De acordo com o CNJ, os magistrados julgaram mais processos em 2012, se comparado com os anos anteriores. A cada juiz coube sentenciar em média 1.450 processos, resultado 1,4% acima do registrado em 2011. Ainda assim, houve pouco reflexo na chamada “taxa de congestionamento”, que mede o porcentual de processos em tramitação que não foram solucionados durante o ano. Em 2012, a taxa ficou em 69,9%, ante 70,9% em 2011.
“A quantidade de processos que ingressam cresce mais significativamente que o quantitativo de sentenças e o de baixas. Tal desempenho ocasionou a queda de 4,3 pontos percentuais no índice de baixados por caso novo no quadriênio, o qual tem registrado, desde 2011, índices abaixo de 100%, o que indica que não se consegue baixar nem mesmo o quantitativo de processos novos que ingressaram”, conclui o estudo.
O relatório do CNJ também elaborou um ranking de produtividade, que mostra os resultados por estado. O estudo mostra uma evolução do Tribunal de Justiça do Paraná (TJ-PR) em tamanho e produtividade. “O caso do Tribunal de Justiça do Paraná merece destaque, pois aponta um crescimento em todos os indicadores de estrutura, força de trabalho e litigiosidade. Mediante essas alterações passou a constituir o grupo dos tribunais de grande porte ao mesmo tempo em que viu sua eficiência ser elevada”, diz o relatório.

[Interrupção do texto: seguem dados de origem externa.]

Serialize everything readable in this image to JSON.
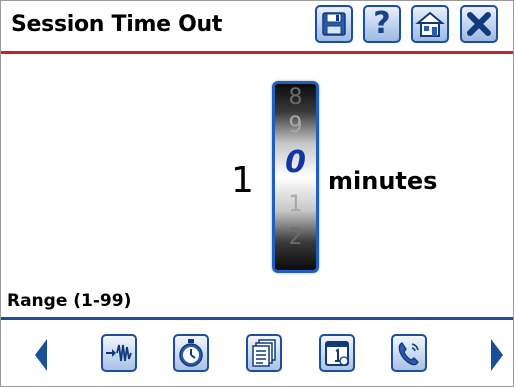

A produtividade dos juízes de 1.º grau do Paraná foi de 116% – o que indica que julgaram mais processos do que os que deram entrada. Ela foi superior a da média brasileira da 1.ª instância (96%). Os magistrados paranaenses conseguiram baixar um número de ações maior que o total de novos processos do ano (1 milhão ante 863,8 mil). Já produtividade dos desembargadores paranaenses (magistrados da 2.ª instância) foi inferior à nacional (90% ante 96%).
O ranking mostra que a produtividade em dez tribunais do país é especialmente “preocupante” – Goiás, Bahia, Paraíba, Tocantins, Espírito Santo, Piauí, Pernambuco, Mato Grosso, Roraima e Ceará. Nesses estados, a produtividade dos magistrados é baixa e a taxa de congestionamento é elevada.